Sulindac inhibits neointimal formation after arterial injury in wild-type and apolipoprotein E-deficient mice

Abstract

Neointimal hyperplasia is a critical component of restenosis, a major complication of angioplasty and related therapeutic procedures. We studied the effects of hyperlipidemia and the nonsteroidal anti-inflammatory drugs, aspirin (acetyl-salicylic acid; ASA), and sulindac, on neointimal formation in a mouse femoral arterial injury model. At 2 months of age, normolipidemic, wild-type (WT), and hyperlipidemic, apolipoprotein E-deficient (apoE-/-) mice were divided into three treatment groups: Western-type diet (WD), WD + ASA (200 mg/kg food), and WD + sulindac (300 mg/kg food). After 1 week, mice underwent arterial injury and treatments were maintained for 4 weeks. Histomorphometry of the injured arteries showed striking effects of plasma cholesterol levels and drug treatment on neointimal hyperplasia. In the WD or WD + ASA groups, apoE-/- mice had twice the neointimal area than WT mice ( approximately 30,000 vs. 13,000 microm(2) per section; P < 0.0001). Compared with ASA or WD alone, sulindac treatment resulted in approximately 70% (P = 0.0001) and 50% (P = 0.01) reductions in the neointimal area in apoE-/- and WT mice, respectively. ASA, at a dose sufficient to inhibit platelet aggregation, did not affect neointimal formation in mice of either genotype. Evidence of macrophages was noted in the lesions of apoE-/- mice in the WD and WD + ASA groups, but remarkably, none was detectable with sulindac treatment, despite hyperlipidemia, suggesting early steps in the response to injury were abrogated. These results demonstrate sulindac reduces neointimal formation in both normolipidemic and hyperlipidemic settings and raise the possibility that similar benefits may be obtained in patients undergoing angioplasty and related procedures.

Figure 1

Plasma cholesterol levels 4 weeks after mouse femoral artery injury. ApoE−/− and WT mice were fed WD, WD + ASA, or WD + sulindac, 1 week before and 4 weeks after arterial injury. Venous blood samples were taken for cholesterol analysis. Bars represent means ± SEM based on results from 9–14 mice per group.

Figure 2

Histologic appearances of mouse femoral arteries 4 weeks after injury. Representative photomicrographs (×200; combined Masson-elastic stain) of lesions from mice in each treatment group are displayed. (A and B) WD alone. (C and D) WD + ASA. (E and F) WD + sulindac.
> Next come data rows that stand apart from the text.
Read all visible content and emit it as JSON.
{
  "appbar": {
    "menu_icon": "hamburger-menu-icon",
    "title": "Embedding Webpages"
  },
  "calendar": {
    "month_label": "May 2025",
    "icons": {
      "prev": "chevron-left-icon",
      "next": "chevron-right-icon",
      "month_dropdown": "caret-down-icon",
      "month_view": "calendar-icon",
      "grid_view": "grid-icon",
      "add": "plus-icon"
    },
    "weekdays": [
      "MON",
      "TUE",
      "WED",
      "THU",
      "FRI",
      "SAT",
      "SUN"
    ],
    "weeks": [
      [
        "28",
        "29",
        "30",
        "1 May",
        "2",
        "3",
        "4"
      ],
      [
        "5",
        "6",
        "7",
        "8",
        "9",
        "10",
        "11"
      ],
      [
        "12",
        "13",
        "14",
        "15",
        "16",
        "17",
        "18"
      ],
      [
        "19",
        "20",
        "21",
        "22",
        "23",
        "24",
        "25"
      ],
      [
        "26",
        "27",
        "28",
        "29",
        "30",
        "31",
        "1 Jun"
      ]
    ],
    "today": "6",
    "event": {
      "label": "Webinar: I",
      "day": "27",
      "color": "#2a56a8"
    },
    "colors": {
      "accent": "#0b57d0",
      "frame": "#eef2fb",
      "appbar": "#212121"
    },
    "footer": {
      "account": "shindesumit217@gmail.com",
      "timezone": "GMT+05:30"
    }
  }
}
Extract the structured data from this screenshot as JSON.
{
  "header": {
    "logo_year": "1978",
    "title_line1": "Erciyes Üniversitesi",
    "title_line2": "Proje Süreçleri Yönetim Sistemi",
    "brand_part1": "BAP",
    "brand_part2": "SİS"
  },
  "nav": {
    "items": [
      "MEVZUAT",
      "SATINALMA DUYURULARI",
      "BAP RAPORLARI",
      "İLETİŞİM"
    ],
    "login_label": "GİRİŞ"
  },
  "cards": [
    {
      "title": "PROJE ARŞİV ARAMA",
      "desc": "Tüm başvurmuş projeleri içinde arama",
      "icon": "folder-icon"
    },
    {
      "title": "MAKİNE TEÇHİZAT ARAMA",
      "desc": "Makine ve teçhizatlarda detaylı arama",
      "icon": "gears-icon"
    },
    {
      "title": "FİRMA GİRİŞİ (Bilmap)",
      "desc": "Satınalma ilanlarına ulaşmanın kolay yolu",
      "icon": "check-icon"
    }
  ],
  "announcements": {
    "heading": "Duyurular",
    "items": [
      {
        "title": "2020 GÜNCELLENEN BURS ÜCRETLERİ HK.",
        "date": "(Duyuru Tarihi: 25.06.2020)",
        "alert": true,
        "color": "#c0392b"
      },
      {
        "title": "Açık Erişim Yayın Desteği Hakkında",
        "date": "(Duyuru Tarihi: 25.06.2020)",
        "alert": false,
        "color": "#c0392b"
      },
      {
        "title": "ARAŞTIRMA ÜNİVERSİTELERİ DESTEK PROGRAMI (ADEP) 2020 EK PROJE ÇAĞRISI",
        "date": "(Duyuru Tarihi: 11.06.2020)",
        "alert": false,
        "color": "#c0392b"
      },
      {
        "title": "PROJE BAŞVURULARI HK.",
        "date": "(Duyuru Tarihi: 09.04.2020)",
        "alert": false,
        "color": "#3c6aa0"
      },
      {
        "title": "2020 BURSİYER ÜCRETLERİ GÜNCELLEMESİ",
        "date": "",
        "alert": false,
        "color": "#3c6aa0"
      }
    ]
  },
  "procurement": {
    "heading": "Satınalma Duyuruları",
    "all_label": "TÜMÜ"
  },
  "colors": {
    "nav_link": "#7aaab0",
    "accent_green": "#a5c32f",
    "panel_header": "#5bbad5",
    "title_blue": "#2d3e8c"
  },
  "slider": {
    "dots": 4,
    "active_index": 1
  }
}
In B and D, the looser packing of cells and the many lucent foci (“clefts”) are characteristic of increased deposition of extracellular matrix and cholesterol, respectively.

Figure 3

Effects of genotype and drug treatments on the I/M ratios of lesions from injured mouse femoral arteries. Four weeks after injury, femoral arterial sections were taken for morphometric analysis and the intimal and medial areas were determined. The ratio of these areas (I/M ratio) was calculated for each section. The means ± SEM (n = 9–14 for each group) are displayed.

Figure 4

Aggregation of platelets from apoE−/− mice. Before isolating platelet-rich plasma, mice were fed a WD with ASA or without (control) for 1 week. Arachidonic acid was added and the formation of aggregates was detected by an increase in light transmittance over time. Representative assays are shown.

Figure 5

Macrophage content of lesions from mouse femoral arteries 4 weeks after injury. Arterial sections were immunostained for the macrophage marker, MOMA-2, whose presence is indicated by a brown color. Note the substantial macrophage infiltration and cholesterol clefts (lucent foci) adjacent to the internal elastic lamina in the section from the apoE−/− mouse from the WD group (Middle). Original magnification: Left, ×200; and Right, ×630.